By Avinash, GenAI Practice Lead | Part 1 | Part 2 | Part 3 of 6
The problem is simple: Claude Code finishes a task while you're reading documentation, reviewing a PR, or staring out the window. You have no idea it's done. You check back 5 minutes later to find it waiting. Multiply this across a full workday and the lost time adds up significantly.
The solution is a sound notification. Hear the sound, look at the screen. Simple.
Getting there was less simple than I expected.
What I Tried First
osascript is the standard macOS approach for sending notifications from bash:
osascript -e 'display notification "Task completed" with title "Claude Code ✅" sound name "Hero"'
On macOS Sequoia this runs silently and does nothing. No error, no notification.

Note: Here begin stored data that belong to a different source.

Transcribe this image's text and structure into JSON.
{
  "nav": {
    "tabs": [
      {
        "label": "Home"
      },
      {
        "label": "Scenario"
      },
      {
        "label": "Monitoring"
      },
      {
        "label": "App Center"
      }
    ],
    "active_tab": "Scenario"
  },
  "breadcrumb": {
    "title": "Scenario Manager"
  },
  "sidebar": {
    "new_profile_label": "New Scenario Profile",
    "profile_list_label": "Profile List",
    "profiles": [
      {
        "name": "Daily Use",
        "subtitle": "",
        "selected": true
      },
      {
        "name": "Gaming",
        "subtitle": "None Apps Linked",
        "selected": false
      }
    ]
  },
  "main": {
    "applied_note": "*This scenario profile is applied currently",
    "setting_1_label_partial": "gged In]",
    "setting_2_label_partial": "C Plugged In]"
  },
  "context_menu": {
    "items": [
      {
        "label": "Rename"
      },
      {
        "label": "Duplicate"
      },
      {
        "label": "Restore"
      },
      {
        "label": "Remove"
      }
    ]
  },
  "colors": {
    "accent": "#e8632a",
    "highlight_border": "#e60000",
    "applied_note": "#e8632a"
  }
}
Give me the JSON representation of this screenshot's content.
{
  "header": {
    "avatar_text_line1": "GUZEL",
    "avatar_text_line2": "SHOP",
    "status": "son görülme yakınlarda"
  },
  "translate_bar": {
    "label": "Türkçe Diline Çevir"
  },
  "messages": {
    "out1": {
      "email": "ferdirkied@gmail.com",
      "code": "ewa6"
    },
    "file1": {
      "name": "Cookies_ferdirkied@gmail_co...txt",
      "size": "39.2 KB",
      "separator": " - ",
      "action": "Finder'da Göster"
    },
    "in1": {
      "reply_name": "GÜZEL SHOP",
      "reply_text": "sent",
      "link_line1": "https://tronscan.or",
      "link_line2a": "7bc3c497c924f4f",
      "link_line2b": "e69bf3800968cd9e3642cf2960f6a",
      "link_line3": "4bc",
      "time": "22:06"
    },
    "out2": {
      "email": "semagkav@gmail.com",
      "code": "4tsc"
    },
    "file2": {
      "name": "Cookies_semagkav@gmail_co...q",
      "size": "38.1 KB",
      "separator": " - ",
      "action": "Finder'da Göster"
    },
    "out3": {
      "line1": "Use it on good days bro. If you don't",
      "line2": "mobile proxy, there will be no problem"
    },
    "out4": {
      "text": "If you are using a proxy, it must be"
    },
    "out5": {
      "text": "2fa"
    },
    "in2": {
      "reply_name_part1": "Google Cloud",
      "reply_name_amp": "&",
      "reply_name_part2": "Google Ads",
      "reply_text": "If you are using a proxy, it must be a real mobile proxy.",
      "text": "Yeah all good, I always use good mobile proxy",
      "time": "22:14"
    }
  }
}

Apple tightened notification sandboxing in recent versions and osascript notifications now require Script Editor to be registered in System Settings → Notifications — and on many machines it never appears there at all.
terminal-notifier is the community-standard alternative:
brew install terminal-notifier
terminal-notifier -title "Claude Code ✅" -message "Task completed" -sound "Hero"
On Apple Silicon Macs running Sequoia, terminal-notifier 2.0.0 sends no notification and produces no error. After removing Gatekeeper quarantine flags with sudo xattr -dr com.apple.quarantine, trying the .app bundle path directly, and verifying the binary location — still nothing. The package is effectively broken on modern macOS.
What Actually Works
afplay is a macOS command-line audio player. It ships with every Mac, requires zero setup, and plays system sounds reliably:
afplay /System/Library/Sounds/Hero.aiff
No notification banner. Just sound. And for the actual use case — knowing when Claude is done without watching the screen — sound alone is sufficient. You're already in the terminal when you care about the visual output.
The Three Hooks
Claude Code fires hooks on specific events. I set up two hook scripts covering three scenarios:
Task complete (Stop event) → Hero sound
The most important hook. Fires when Claude finishes responding. Deep tone, clearly distinct from system sounds.
Permission needed (permission_prompt) → Glass sound
Fires when Claude needs your approval before proceeding. Higher pitch, slightly urgent. You hear this and know you need to look at the screen and make a decision.
Awaiting input (idle_prompt) → Ping sound
Fires when Claude is waiting for your next message. Softer, lower priority.
The notify-permission.sh script reads the notification_type field from the JSON payload using jq to distinguish between permission_prompt and idle_prompt and play the appropriate sound.
Wiring Up the Hooks
In ~/.claude/settings.json:
"hooks": {
"Stop": [
{
"matcher": "",
"hooks": [{"type": "command", "command": "bash ~/.claude/hooks/notify-stop.sh"}]
}
],
"Notification": [
{
"matcher": "permission_prompt|idle_prompt",
"hooks": [{"type": "command", "command": "bash ~/.claude/hooks/notify-permission.sh"}]
}
]
}
Also add the hook scripts to the permissions allow list so Claude Code doesn't prompt for approval every time they run:
"permissions": {
"allow": [
"Bash(bash ~/.claude/hooks/notify-stop.sh)",
"Bash(bash ~/.claude/hooks/notify-permission.sh)"
]
}
Hooks only activate for new sessions — restart Claude Code after updating settings.json.
Testing the Sounds
Before wiring up the hooks, verify all three sounds play on your machine:
afplay /System/Library/Sounds/Hero.aiff
afplay /System/Library/Sounds/Glass.aiff
afplay /System/Library/Sounds/Ping.aiff
If any of these don't play, check System Settings → Sound → Output volume. afplay respects system volume but is not affected by Do Not Disturb.